Dawn aged 3, Owen aged 7 and Valda (my mother-in-law) aged 5 years, Tuapeka Mouth, South Otago, Aoteraroa/ New Zealand, 1943

I really love the photograph above, it was one of the ones we labelled last night.  The girl on the right is Valda, my mother-in-law, and the other two children are her siblings.  This photo was unlabeled, but Valda’s sharp memory filled in the details.  I am going to frame this one and put it where our four children can regularly see it: children thrive on a sense of connection across generations, as well as an understanding that all adults, even grandparents, were once children, that a common point of humanity is that we all pass through “forever years,” our childhood years, which are so vital in shaping the men and women we become.  I love that Valda’s face, in this picture, is very recognisably her, we can see 76 year old Valda in 5 year old Valda and vice versa.  One of my sons (aged 8) recently asked me  why people all “have their own face?”.  I said that otherwise we’d get everyone mixed up, if we all looked the same.  This is true across generations too, just as it is also fascinating to observe family resemblances.

So I urge everyone out there to do the following things:

  1. If there’s an older relative in your whanau/ family who has lots of unlabelled photographs, team up with him or her and write down as much as you can of the stories behind the pictures.  It’s really worth the investment of time and you learn so much.
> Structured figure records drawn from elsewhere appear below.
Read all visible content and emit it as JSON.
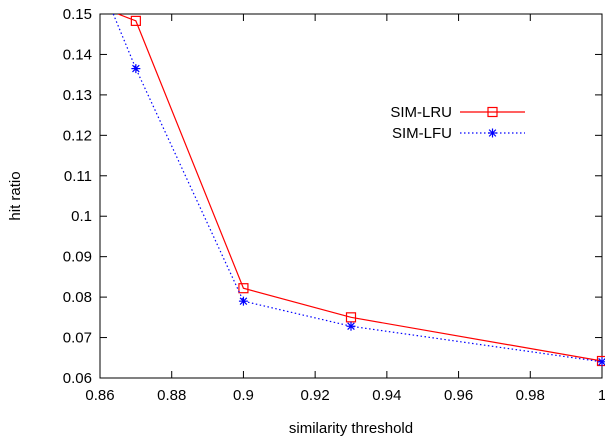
{
  "chart_data": {
    "type": "line",
    "xlabel": "similarity threshold",
    "ylabel": "hit ratio",
    "xlim": [
      0.86,
      1.0
    ],
    "ylim": [
      0.06,
      0.15
    ],
    "x_ticks": [
      0.86,
      0.88,
      0.9,
      0.92,
      0.94,
      0.96,
      0.98,
      1.0
    ],
    "x_tick_labels": [
      "0.86",
      "0.88",
      "0.9",
      "0.92",
      "0.94",
      "0.96",
      "0.98",
      "1"
    ],
    "y_ticks": [
      0.06,
      0.07,
      0.08,
      0.09,
      0.1,
      0.11,
      0.12,
      0.13,
      0.14,
      0.15
    ],
    "y_tick_labels": [
      "0.06",
      "0.07",
      "0.08",
      "0.09",
      "0.1",
      "0.11",
      "0.12",
      "0.13",
      "0.14",
      "0.15"
    ],
    "grid": false,
    "legend_position": "top-right",
    "series": [
      {
        "name": "SIM-LRU",
        "color": "#ff0000",
        "line_style": "solid",
        "marker": "square",
        "x_start": 0.865,
        "y_start": 0.15,
        "x": [
          0.87,
          0.9,
          0.93,
          1.0
        ],
        "values": [
          0.1483,
          0.0822,
          0.075,
          0.0642
        ]
      },
      {
        "name": "SIM-LFU",
        "color": "#0000ff",
        "line_style": "dotted",
        "marker": "star",
        "x_start": 0.8637,
        "y_start": 0.15,
        "x": [
          0.87,
          0.9,
          0.93,
          1.0
        ],
        "values": [
          0.1365,
          0.079,
          0.0728,
          0.064
        ]
      }
    ]
  }
}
  2. Wherever possible, make NAMES, DATES and PLACES the priority.  Sometimes dates have to be “guesstimated” from the ages of children in the photographs… a guess at a date is far better than no date at all.  You can put, for example, c. 1943 if you’re not sure of the date exactly.    The “c” means “circa”, around.
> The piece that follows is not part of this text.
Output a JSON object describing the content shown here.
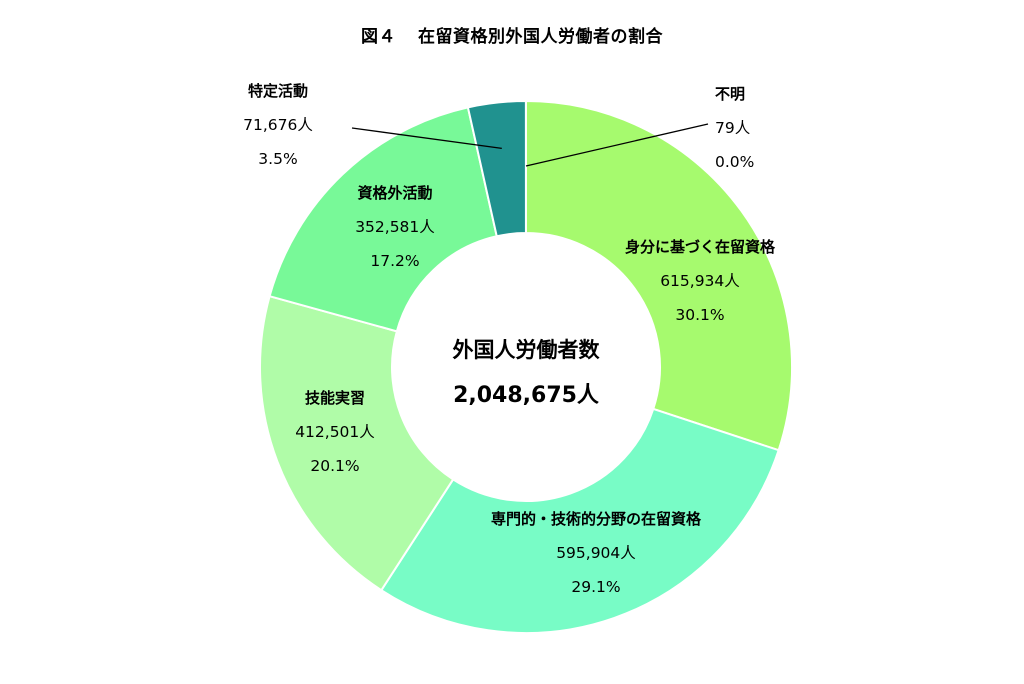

  3. Don’t ever throw out photos, especially those with people in them, even if you’re unsure who the people are.  Once they’re gone that’s it.  If you don’t know who someone is, put a question mark or “unknown”.  Sometimes these things are discovered years later and in unexpected ways.
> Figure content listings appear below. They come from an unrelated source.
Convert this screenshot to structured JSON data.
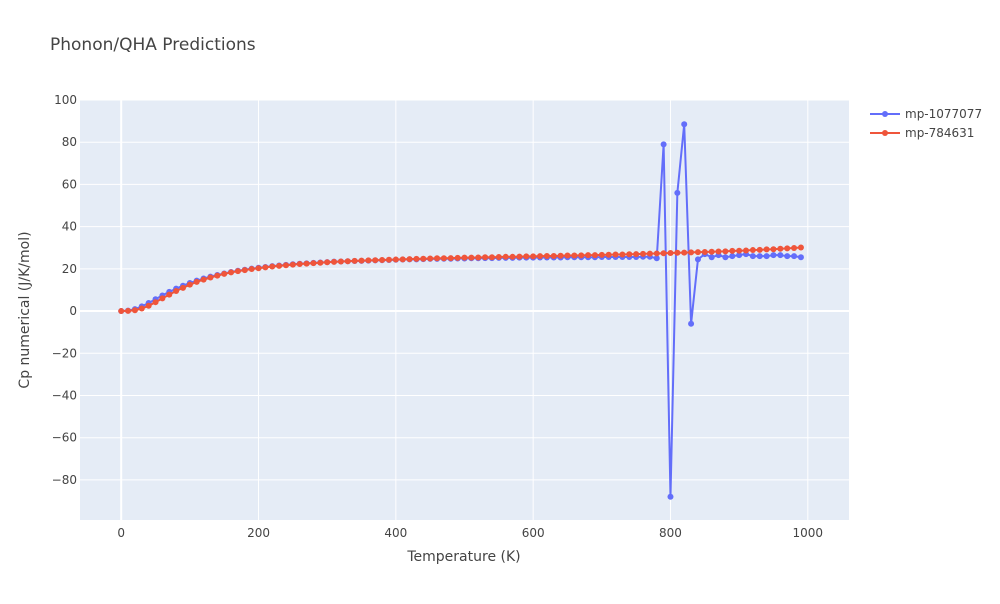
{
  "chart_data": {
    "type": "line",
    "title": "Phonon/QHA Predictions",
    "xlabel": "Temperature (K)",
    "ylabel": "Cp numerical (J/K/mol)",
    "xlim": [
      -60,
      1060
    ],
    "ylim": [
      -99,
      100
    ],
    "xticks": [
      0,
      200,
      400,
      600,
      800,
      1000
    ],
    "xtick_labels": [
      "0",
      "200",
      "400",
      "600",
      "800",
      "1000"
    ],
    "yticks": [
      -80,
      -60,
      -40,
      -20,
      0,
      20,
      40,
      60,
      80,
      100
    ],
    "ytick_labels": [
      "−80",
      "−60",
      "−40",
      "−20",
      "0",
      "20",
      "40",
      "60",
      "80",
      "100"
    ],
    "grid": true,
    "legend_position": "top-right",
    "x": [
      0,
      10,
      20,
      30,
      40,
      50,
      60,
      70,
      80,
      90,
      100,
      110,
      120,
      130,
      140,
      150,
      160,
      170,
      180,
      190,
      200,
      210,
      220,
      230,
      240,
      250,
      260,
      270,
      280,
      290,
      300,
      310,
      320,
      330,
      340,
      350,
      360,
      370,
      380,
      390,
      400,
      410,
      420,
      430,
      440,
      450,
      460,
      470,
      480,
      490,
      500,
      510,
      520,
      530,
      540,
      550,
      560,
      570,
      580,
      590,
      600,
      610,
      620,
      630,
      640,
      650,
      660,
      670,
      680,
      690,
      700,
      710,
      720,
      730,
      740,
      750,
      760,
      770,
      780,
      790,
      800,
      810,
      820,
      830,
      840,
      850,
      860,
      870,
      880,
      890,
      900,
      910,
      920,
      930,
      940,
      950,
      960,
      970,
      980,
      990
    ],
    "series": [
      {
        "name": "mp-1077077",
        "color": "#636efa",
        "values": [
          0.0,
          0.2,
          0.9,
          2.2,
          3.8,
          5.6,
          7.4,
          9.1,
          10.6,
          12.0,
          13.3,
          14.4,
          15.4,
          16.3,
          17.1,
          17.8,
          18.5,
          19.1,
          19.6,
          20.1,
          20.5,
          20.9,
          21.3,
          21.6,
          21.9,
          22.2,
          22.4,
          22.6,
          22.8,
          23.0,
          23.2,
          23.4,
          23.5,
          23.6,
          23.7,
          23.8,
          23.9,
          24.0,
          24.1,
          24.2,
          24.3,
          24.4,
          24.5,
          24.5,
          24.6,
          24.7,
          24.7,
          24.8,
          24.8,
          24.9,
          24.9,
          25.0,
          25.0,
          25.1,
          25.1,
          25.2,
          25.2,
          25.2,
          25.3,
          25.3,
          25.3,
          25.4,
          25.4,
          25.4,
          25.4,
          25.5,
          25.5,
          25.5,
          25.5,
          25.5,
          25.6,
          25.6,
          25.6,
          25.6,
          25.6,
          25.6,
          25.7,
          25.7,
          25.0,
          79.0,
          -88.0,
          56.0,
          88.5,
          -6.0,
          24.5,
          27.0,
          25.5,
          26.5,
          25.5,
          26.0,
          26.5,
          27.0,
          26.0,
          26.0,
          26.0,
          26.5,
          26.5,
          26.0,
          26.0,
          25.5
        ]
      },
      {
        "name": "mp-784631",
        "color": "#ef553b",
        "values": [
          0.0,
          0.1,
          0.4,
          1.2,
          2.5,
          4.2,
          6.0,
          7.8,
          9.5,
          11.0,
          12.5,
          13.8,
          14.9,
          15.9,
          16.8,
          17.6,
          18.3,
          18.9,
          19.4,
          19.9,
          20.3,
          20.7,
          21.1,
          21.4,
          21.7,
          22.0,
          22.3,
          22.5,
          22.7,
          22.9,
          23.1,
          23.3,
          23.5,
          23.6,
          23.8,
          23.9,
          24.0,
          24.1,
          24.2,
          24.3,
          24.4,
          24.5,
          24.6,
          24.7,
          24.8,
          24.9,
          25.0,
          25.0,
          25.1,
          25.2,
          25.3,
          25.3,
          25.4,
          25.5,
          25.5,
          25.6,
          25.7,
          25.7,
          25.8,
          25.9,
          25.9,
          26.0,
          26.1,
          26.1,
          26.2,
          26.3,
          26.3,
          26.4,
          26.5,
          26.5,
          26.6,
          26.7,
          26.8,
          26.8,
          26.9,
          27.0,
          27.1,
          27.2,
          27.3,
          27.4,
          27.5,
          27.6,
          27.7,
          27.8,
          27.9,
          28.0,
          28.1,
          28.2,
          28.3,
          28.5,
          28.6,
          28.7,
          28.9,
          29.0,
          29.2,
          29.3,
          29.5,
          29.7,
          29.9,
          30.1
        ]
      }
    ]
  }
}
  4. If you find storing lots of old photographs or albums difficult (the biggest problem is usually space) take them to your local archives and records office (preferably once you have labelled them as much as possible).  This ensures that they will be kept safely in archive boxes (and avoids the risks of such things as fires or floods in private homes) and also, as the roots of the family tree spread out, it means anyone who wishes to can access their tipuna/ ancestors… so those who have particular interest in the family history are free to follow it.
  5. With photos from the pre-digital era, it’s often good to scan them or copy them or otherwise back them up.  There should never be only one copy of any picture.  This, again, also gives options to different branches of the family if people wish to display older family photographs, anyone who wishes to can.
  6. In the present:  time passes quickly and we always think we will remember things… and then don’t.  If you print out any photographs, label them with (again) names, dates and places.  If you have pictures stored on your computer, store them in files with dates and places, for example, “Christmas Holidays 2014,, South Otago”.  It’s always better to provide too much information, if you’re unsure, than to leave a blank.

Children (and people generally) are interested in their ancestors and history at different times in their lives and some will always have more interest than others.  It is important to leave a clear legacy: often it only takes a moment to scribble down a date. It’s all part of providing our children with the rich tapestry of how they came to be here, now.